Collateral issues in equitable matters may be referred to a circuit court commissioner for the purpose of taking testimony in order to determine factual questions. See CL 1948, §§ 602.108, 617.1 (Stat Ann §§ 27.232, 27.849). See, also, Garbarino v. Lee C. Miller Co., 330 Mich 688.

A receiver may be appointed for the purpose of holding property in order that the profits therefrom may be applied to the payment of defaulted alimony. CL 1948, § 552.27 (Stat Ann § 25.105). See, also, Seibly v. Ingham Circuit Judge, 105 Mich 584; and Westgate v. Westgate, 305 Mich 423. In Zielinski v.
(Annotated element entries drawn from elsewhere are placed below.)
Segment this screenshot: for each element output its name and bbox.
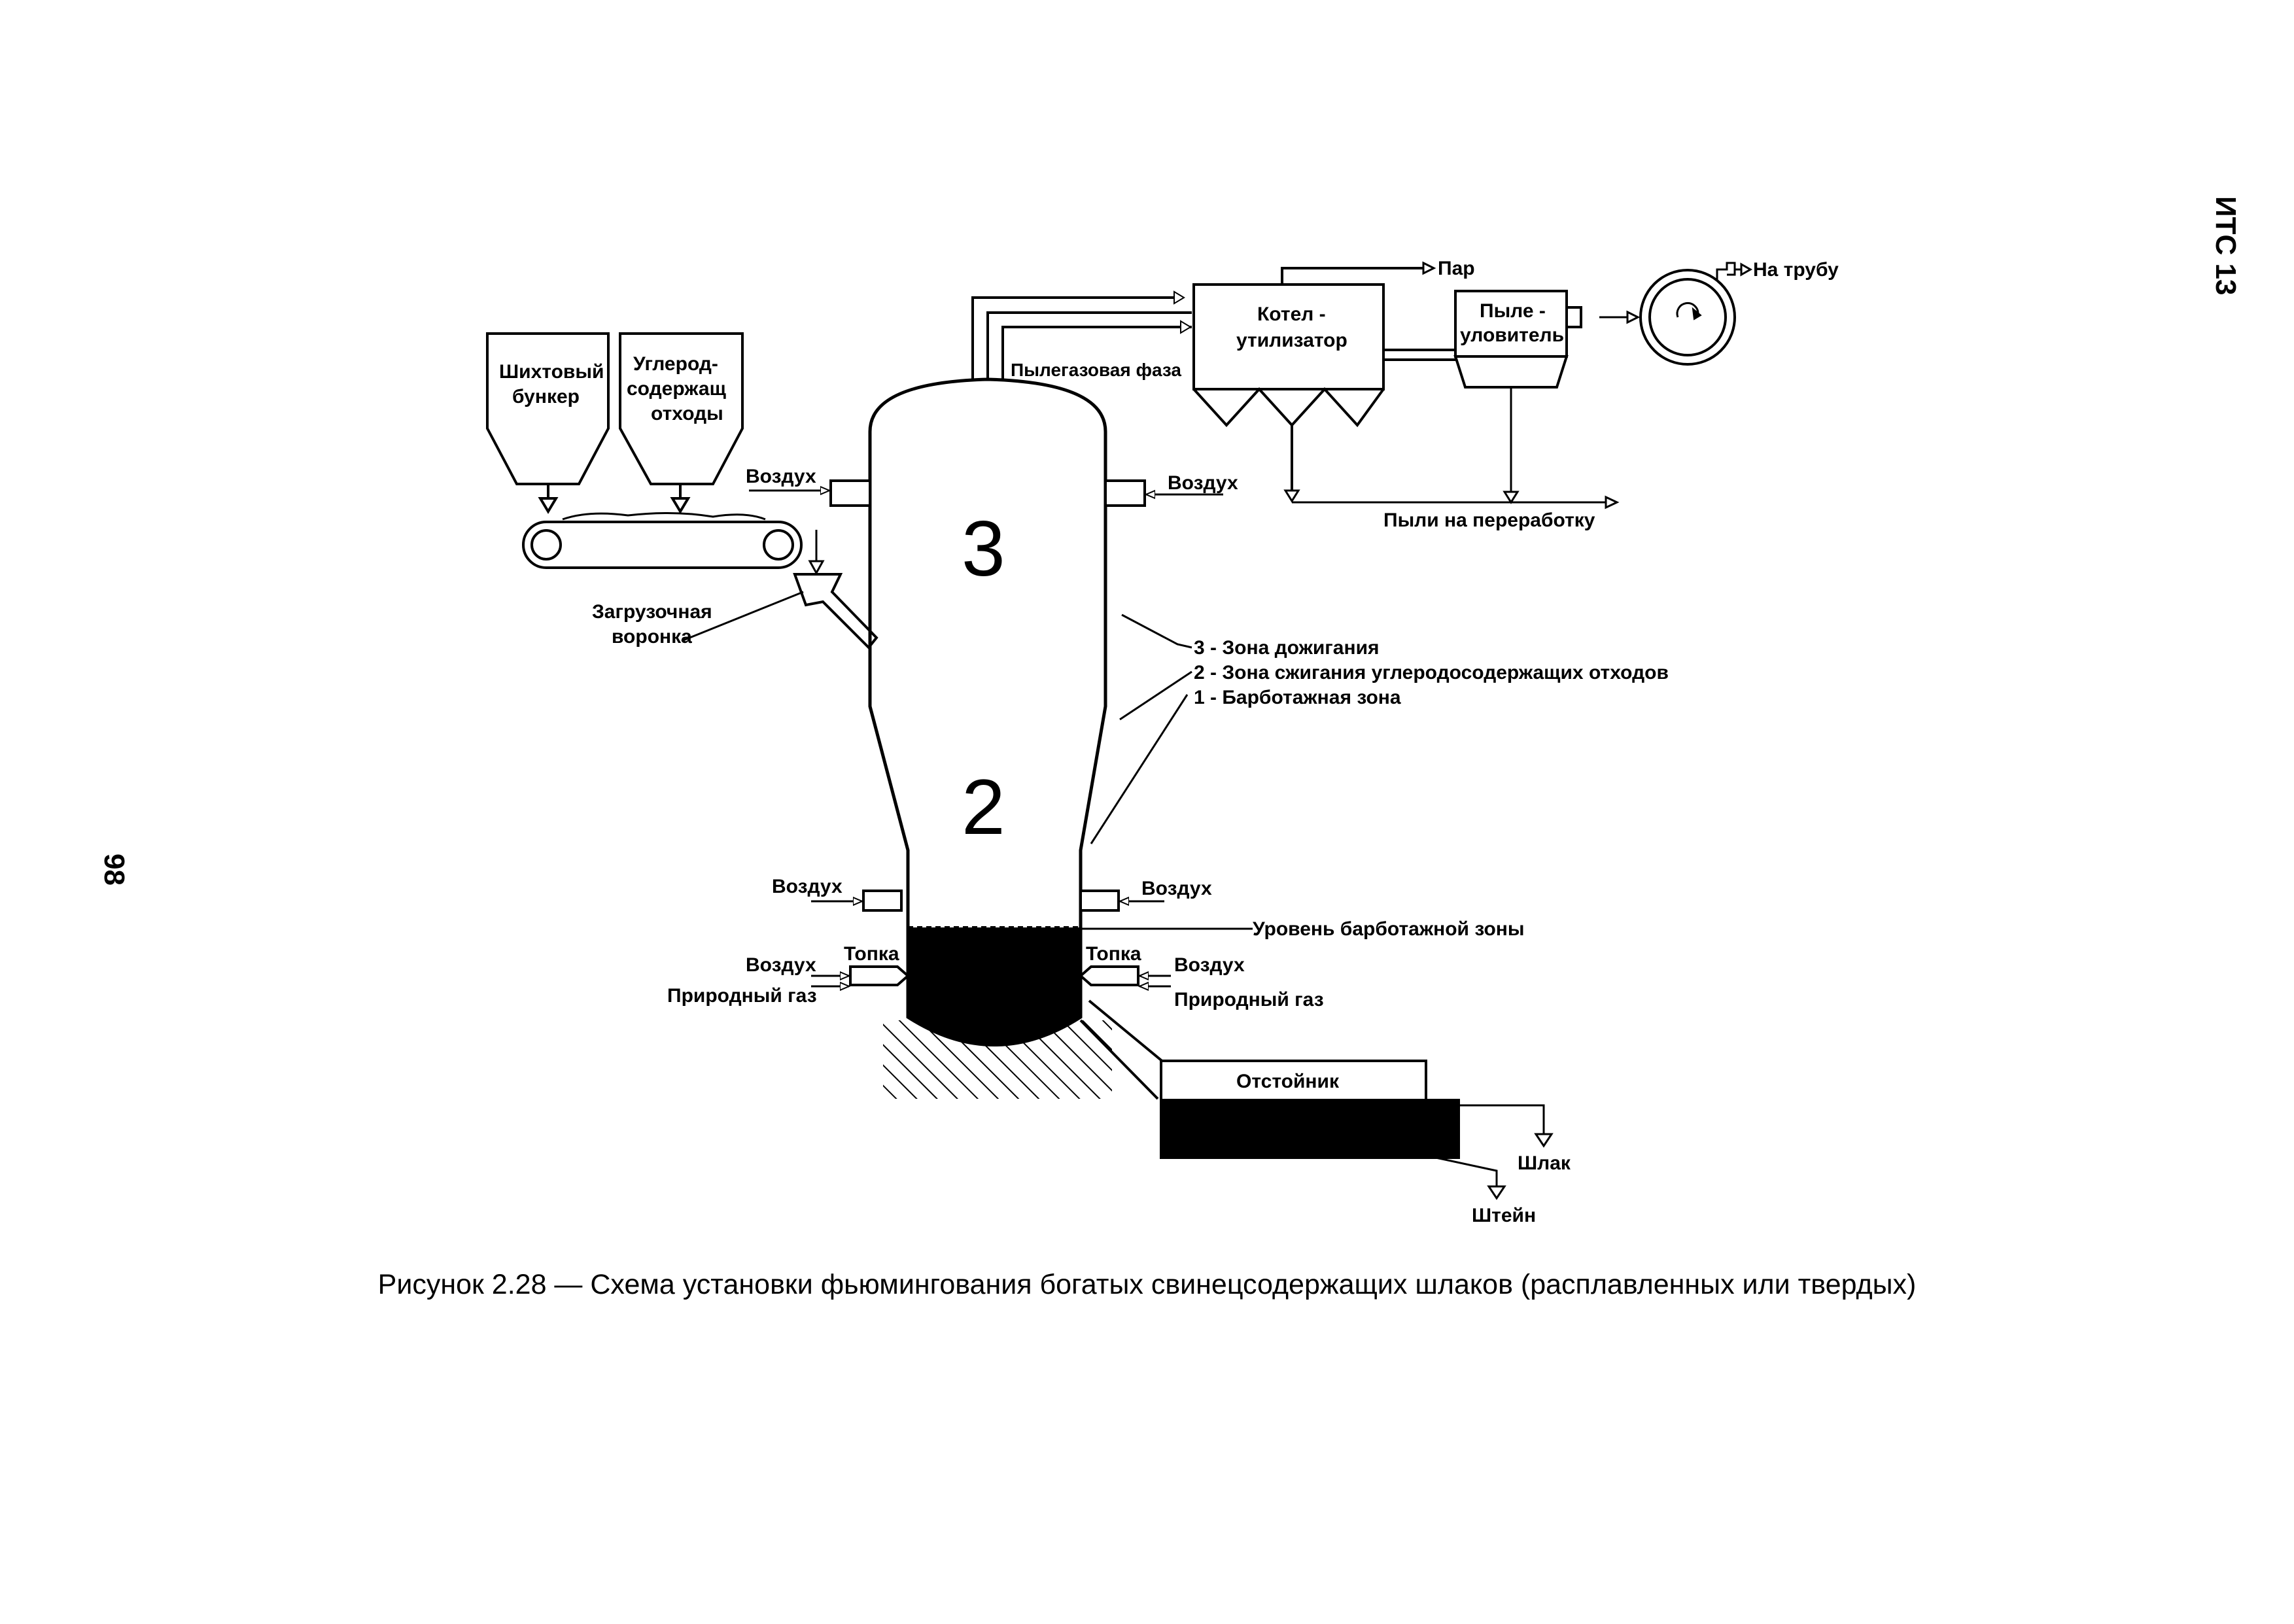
air-label-lower-right: Воздух <box>1141 878 1212 899</box>
dust-processing-line <box>1292 387 1620 510</box>
legend-zone-2: 2 - Зона сжигания углеродосодержащих отх… <box>1194 662 1669 683</box>
zone-2-number: 2 <box>962 763 1005 851</box>
funnel-leader <box>681 591 804 642</box>
firebox-label-left: Топка <box>844 943 899 965</box>
waste-heat-boiler <box>1192 261 1436 503</box>
natural-gas-label-right: Природный газ <box>1174 989 1324 1011</box>
exhaust-fan <box>1599 262 1753 366</box>
firebox-label-right: Топка <box>1086 943 1141 965</box>
natural-gas-label-left: Природный газ <box>667 985 817 1007</box>
loading-funnel-label-2: воронка <box>612 626 692 648</box>
belt-conveyor <box>522 511 803 569</box>
lower-air-nozzles <box>811 890 1164 912</box>
air-label-burner-left: Воздух <box>746 954 816 976</box>
burners <box>811 965 1171 986</box>
boiler-to-collector-pipes <box>1383 349 1455 361</box>
legend-zone-3: 3 - Зона дожигания <box>1194 637 1380 659</box>
carbon-hopper-label-1: Углерод- <box>633 353 718 375</box>
settler-label: Отстойник <box>1236 1071 1340 1092</box>
carbon-hopper-label-2: содержащ <box>627 378 727 400</box>
charge-hopper <box>486 332 610 514</box>
dust-collector-label-2: уловитель <box>1460 324 1564 346</box>
air-label-lower-left: Воздух <box>772 876 843 897</box>
matte-label: Штейн <box>1472 1205 1536 1226</box>
air-label-burner-right: Воздух <box>1174 954 1245 976</box>
zone-3-number: 3 <box>962 505 1005 593</box>
air-label-upper-left: Воздух <box>746 466 816 487</box>
funnel-feed-arrow <box>808 530 825 576</box>
dust-gas-phase-label: Пылегазовая фаза <box>1011 360 1181 380</box>
loading-funnel <box>793 573 878 649</box>
fuming-furnace <box>868 377 1166 1100</box>
page-number: 98 <box>98 854 130 886</box>
bubbling-level-label: Уровень барботажной зоны <box>1253 918 1525 940</box>
figure-caption: Рисунок 2.28 — Схема установки фьюмингов… <box>377 1269 1917 1300</box>
carbon-hopper-label-3: отходы <box>651 403 723 424</box>
charge-hopper-label-2: бункер <box>512 386 580 407</box>
dust-collector-label-1: Пыле - <box>1480 300 1546 322</box>
dust-processing-label: Пыли на переработку <box>1383 510 1595 531</box>
to-stack-label: На трубу <box>1753 259 1839 281</box>
charge-hopper-label-1: Шихтовый <box>499 361 604 383</box>
boiler-label-2: утилизатор <box>1236 330 1347 351</box>
boiler-label-1: Котел - <box>1257 303 1326 325</box>
settler <box>1160 1060 1554 1200</box>
dust-collector <box>1453 290 1582 389</box>
doc-code: ИТС 13 <box>2210 196 2242 295</box>
zone-legend-leaders <box>1090 613 1192 844</box>
legend-zone-1: 1 - Барботажная зона <box>1194 687 1401 708</box>
slag-label: Шлак <box>1518 1152 1571 1174</box>
loading-funnel-label-1: Загрузочная <box>592 601 712 623</box>
upper-air-nozzles <box>749 479 1223 507</box>
steam-label: Пар <box>1438 258 1475 279</box>
carbon-waste-hopper <box>619 332 744 514</box>
air-label-upper-right: Воздух <box>1168 472 1238 494</box>
gas-duct <box>971 290 1192 381</box>
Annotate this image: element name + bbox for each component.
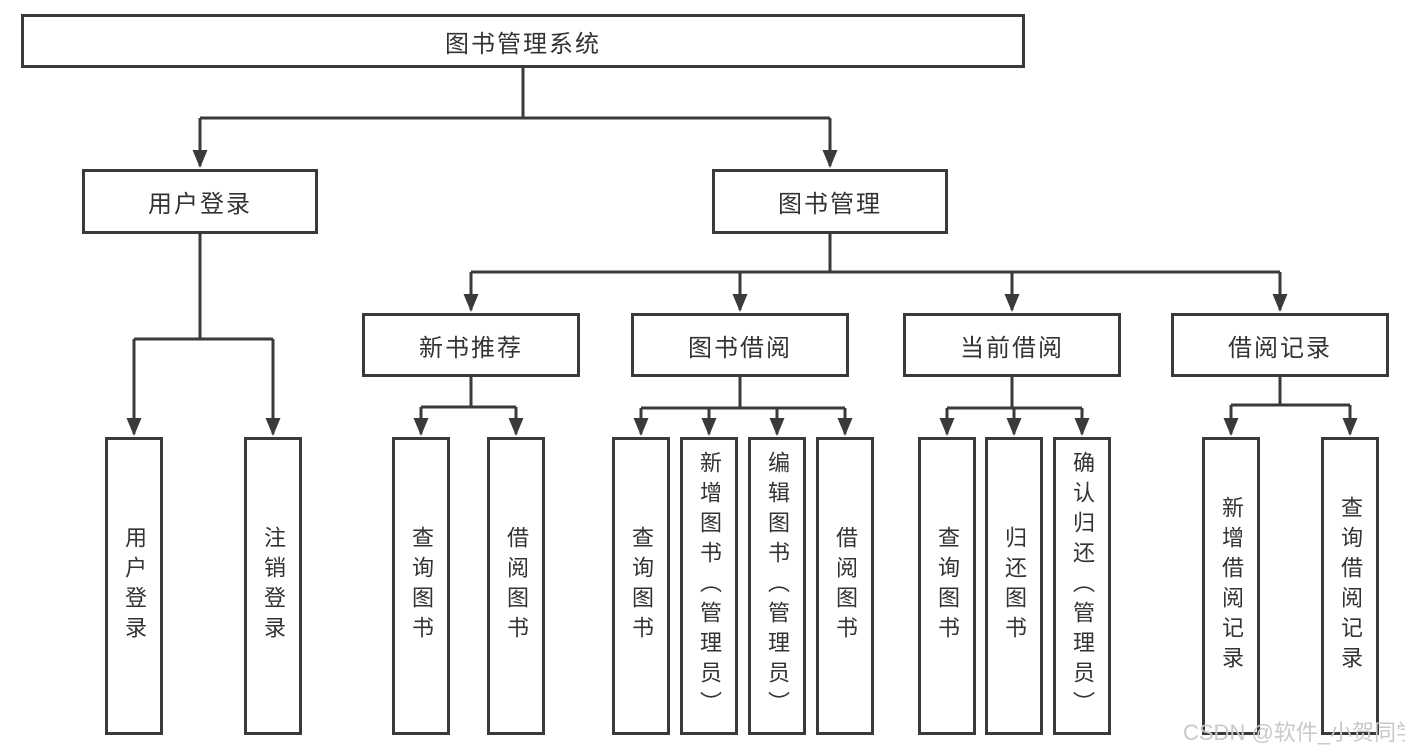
leaf-edit-book-admin: 编辑图书（管理员） (748, 437, 806, 735)
node-borrowing-records: 借阅记录 (1171, 313, 1389, 377)
connector-records-to-leaves (1223, 377, 1358, 436)
leaf-add-borrow-record: 新增借阅记录 (1202, 437, 1260, 735)
leaf-confirm-return-admin: 确认归还（管理员） (1053, 437, 1111, 735)
node-user-login: 用户登录 (82, 169, 318, 234)
leaf-query-books-borrow: 查询图书 (612, 437, 670, 735)
node-book-borrowing: 图书借阅 (631, 313, 849, 377)
leaf-borrow-books-recommend: 借阅图书 (487, 437, 545, 735)
node-current-borrowing: 当前借阅 (903, 313, 1121, 377)
leaf-query-borrow-record: 查询借阅记录 (1321, 437, 1379, 735)
connector-root-to-level2 (192, 68, 838, 168)
leaf-logout: 注销登录 (244, 437, 302, 735)
connector-bookmgmt-to-level3 (463, 234, 1288, 312)
watermark: CSDN @软件_小贺同学 (1183, 720, 1405, 745)
node-book-management: 图书管理 (712, 169, 948, 234)
leaf-add-book-admin: 新增图书（管理员） (680, 437, 738, 735)
connector-newbook-to-leaves (413, 377, 524, 436)
connector-userlogin-to-leaves (126, 234, 281, 436)
leaf-user-login: 用户登录 (105, 437, 163, 735)
node-library-system: 图书管理系统 (21, 14, 1025, 68)
leaf-query-books-current: 查询图书 (918, 437, 976, 735)
leaf-borrow-books: 借阅图书 (816, 437, 874, 735)
leaf-return-book: 归还图书 (985, 437, 1043, 735)
leaf-query-books-recommend: 查询图书 (392, 437, 450, 735)
node-new-book-recommend: 新书推荐 (362, 313, 580, 377)
connector-bookborrow-to-leaves (633, 377, 853, 436)
connector-currentborrow-to-leaves (939, 377, 1090, 436)
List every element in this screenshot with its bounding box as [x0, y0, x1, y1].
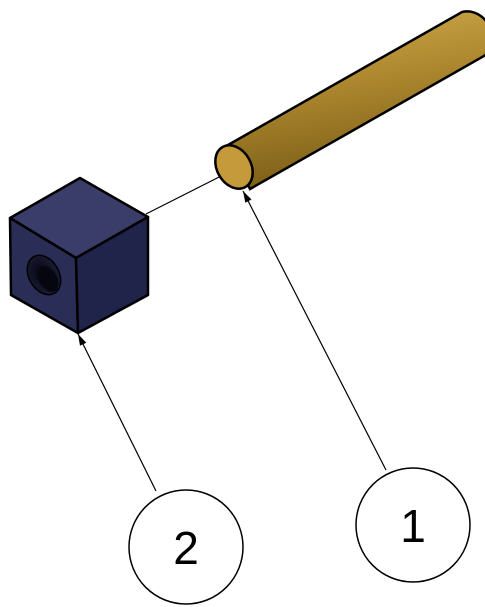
balloon-2-number: 2: [173, 522, 199, 574]
leader-line-1: [242, 190, 387, 471]
leader-line-2: [77, 333, 157, 492]
rod-part: [214, 10, 485, 191]
balloon-2-circle: [128, 489, 244, 605]
balloon-2: 2: [128, 489, 244, 605]
balloon-1-number: 1: [400, 500, 426, 552]
assembly-axis-line: [145, 169, 234, 215]
rod-body: [226, 10, 485, 191]
arrowhead-2: [78, 334, 87, 346]
block-part: [8, 176, 150, 335]
balloon-1-circle: [355, 467, 471, 583]
block-side-face: [74, 215, 150, 335]
balloon-1: 1: [355, 467, 471, 583]
block-hole-inner: [37, 266, 59, 292]
rod-end-face: [214, 144, 254, 190]
arrowhead-1: [243, 191, 252, 203]
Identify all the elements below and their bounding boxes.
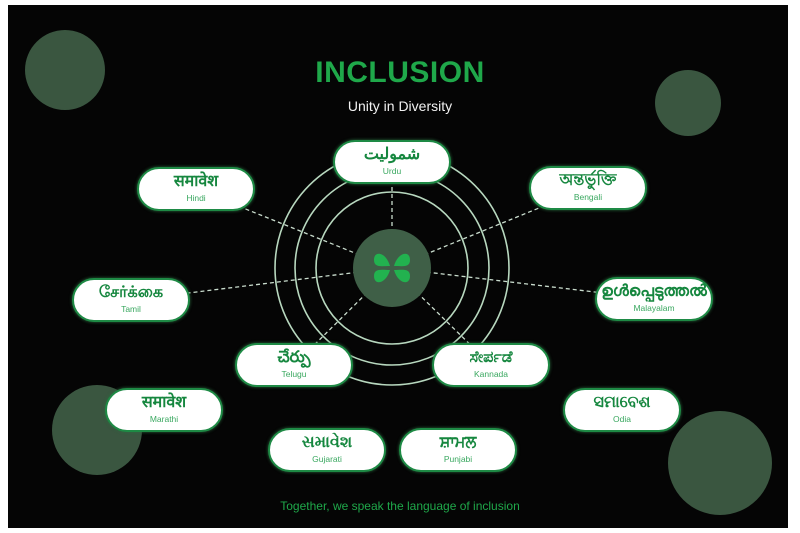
inclusion-word: অন্তর্ভুক্তি: [559, 172, 617, 189]
decorative-circle: [25, 30, 105, 110]
inclusion-word: ഉൾപ്പെടുത്തൽ: [601, 283, 707, 300]
language-pill-malayalam: ഉൾപ്പെടുത്തൽ Malayalam: [595, 277, 713, 321]
language-pill-gujarati: સમાવેશ Gujarati: [268, 428, 386, 472]
language-pill-odia: ସମାବେଶ Odia: [563, 388, 681, 432]
language-name: Bengali: [573, 192, 603, 202]
language-name: Tamil: [121, 304, 141, 314]
language-name: Gujarati: [312, 454, 342, 464]
inclusion-word: చేర్పు: [277, 349, 311, 366]
inner-ring: [315, 191, 469, 345]
inclusion-word: ସମାବେଶ: [593, 394, 651, 411]
language-name: Hindi: [186, 193, 206, 203]
inclusion-word: ಸೇರ್ಪಡೆ: [469, 349, 513, 366]
language-name: Marathi: [149, 414, 179, 424]
language-pill-telugu: చేర్పు Telugu: [235, 343, 353, 387]
language-name: Telugu: [281, 369, 307, 379]
inclusion-word: ਸ਼ਾਮਲ: [439, 434, 477, 451]
language-pill-bengali: অন্তর্ভুক্তি Bengali: [529, 166, 647, 210]
language-name: Malayalam: [633, 303, 675, 313]
inclusion-word: समावेश: [141, 394, 187, 411]
language-pill-tamil: சேர்க்கை Tamil: [72, 278, 190, 322]
inclusion-word: சேர்க்கை: [98, 284, 164, 301]
clover-logo-icon: [374, 253, 410, 283]
hub-circle: [353, 229, 431, 307]
language-pill-marathi: समावेश Marathi: [105, 388, 223, 432]
language-pill-hindi: समावेश Hindi: [137, 167, 255, 211]
page-title: INCLUSION: [315, 56, 485, 89]
inclusion-word: समावेश: [173, 173, 219, 190]
footer-tagline: Together, we speak the language of inclu…: [280, 499, 520, 513]
language-name: Odia: [613, 414, 631, 424]
language-pill-urdu: شمولیت Urdu: [333, 140, 451, 184]
decorative-circle: [655, 70, 721, 136]
language-name: Urdu: [382, 166, 402, 176]
language-name: Kannada: [473, 369, 509, 379]
language-pill-punjabi: ਸ਼ਾਮਲ Punjabi: [399, 428, 517, 472]
decorative-circle: [668, 411, 772, 515]
inclusion-word: સમાવેશ: [301, 434, 353, 451]
language-pill-kannada: ಸೇರ್ಪಡೆ Kannada: [432, 343, 550, 387]
inclusion-word: شمولیت: [363, 146, 421, 163]
language-name: Punjabi: [443, 454, 473, 464]
page-subtitle: Unity in Diversity: [347, 98, 453, 114]
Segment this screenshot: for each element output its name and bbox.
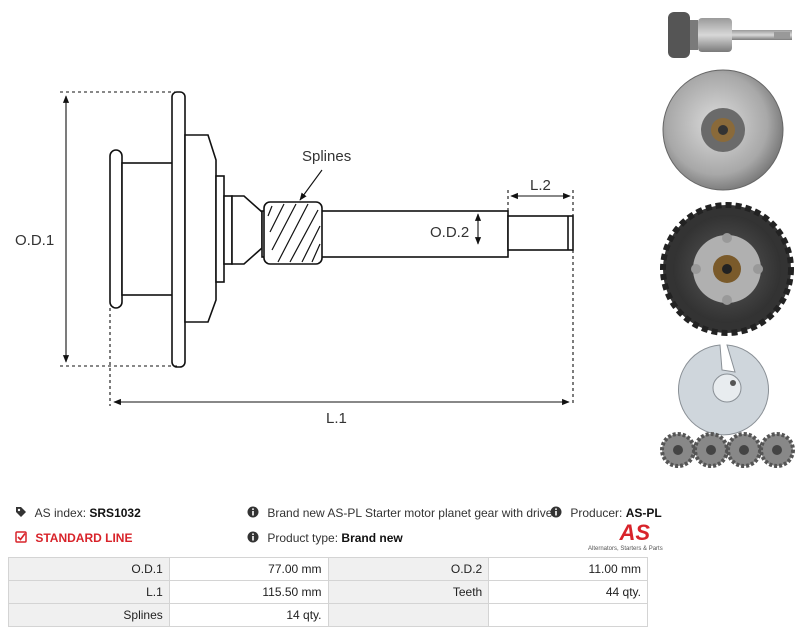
info-icon — [247, 506, 259, 518]
photo-plate-view — [678, 344, 769, 436]
info-icon — [550, 506, 562, 518]
as-index: AS index: SRS1032 — [15, 506, 141, 520]
label-l1: L.1 — [326, 410, 347, 427]
spec-value: 115.50 mm — [168, 580, 329, 604]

Zielinski, 334 Mich 276, an order appointing a receiver was vacated because the situation contemplated by the statute was not before the court, there being at the time no decree of divorce.

Plaintiff, as cross-appellant, asks that the decree be modified to award her all of the property belonging to the partnership. In divorce actions we do not decide disputed questions of title. We merely determine the division of the property of the parties, presently held or fraudulently concealed. The decree should be modified to limit the control of the receiver solely to the husband's property and to that which he fraudulently conveyed to others during the pendency of the suit.

Tamara Brown and William H. Brown, in their attempt to escape responsibility for their contemptuous misconduct, seek to place the responsibility for their actions upon the shoulders of their counsel. It is not a defense that one who violated an injunction *519 did so upon the advice of counsel. See Chapel v. Hull, 60 Mich 167.

Brown's actions in taking and concealing from the plaintiff the whereabouts of their children in distant lands warrant the most severe criticism. The trial judge properly found him guilty of contemptuous misconduct.

Brown devotes considerable argument to the severity of the decree. The determination of the trial judge with respect to the custody of the children and their visitation was based in part, at least, upon the testimony of a recognized psychiatrist. Where the interest of a child demands it, a parent may be denied the right of visitation. Kane v. Kane, 241 Mich 96. The court followed the usual rule that custody of the minor children should, prima facie, be awarded to the mother. Gorton v. Gorton, 316 Mich 375; Eichholtz v. Eichholtz, 319 Mich 42; and Ely v. Ely, 323 Mich 269. The welfare of the child is the paramount consideration. Doolittle v. Doolittle, 311 Mich 181, 184.

The attorney fee awarded plaintiff's counsel, in the light of the showing of services rendered, was reasonable and justified. The amount of alimony awarded the wife for her support and that of the children is not excessive, and may even be insufficient. However, the trial judge exercised his discretion in determining this matter, and can make such further order as changes in the circumstances may justify. The liability imposed upon the husband, in the light of the circumstances of this case, for medical expenses and insurance is in keeping with the established rule. See Cooley v. Cooley, 320 Mich 209, and Rogers v. Rogers, 335 Mich 207, decided December 9, 1952.

An unusually large number of questions is presented in this appeal, but we do not deem it necessary to further answer the contentions of the parties.

The decree, as modified herein, is affirmed, with *520 costs to plaintiff. The cause is remanded for further proceedings, as indicated in the decree and in this opinion. The modified decree may be entered in the trial court.

DETHMERS, C.J., and ADAMS, BUTZEL, CARR, SHARPE, BOYLES, and REID, JJ., concurred.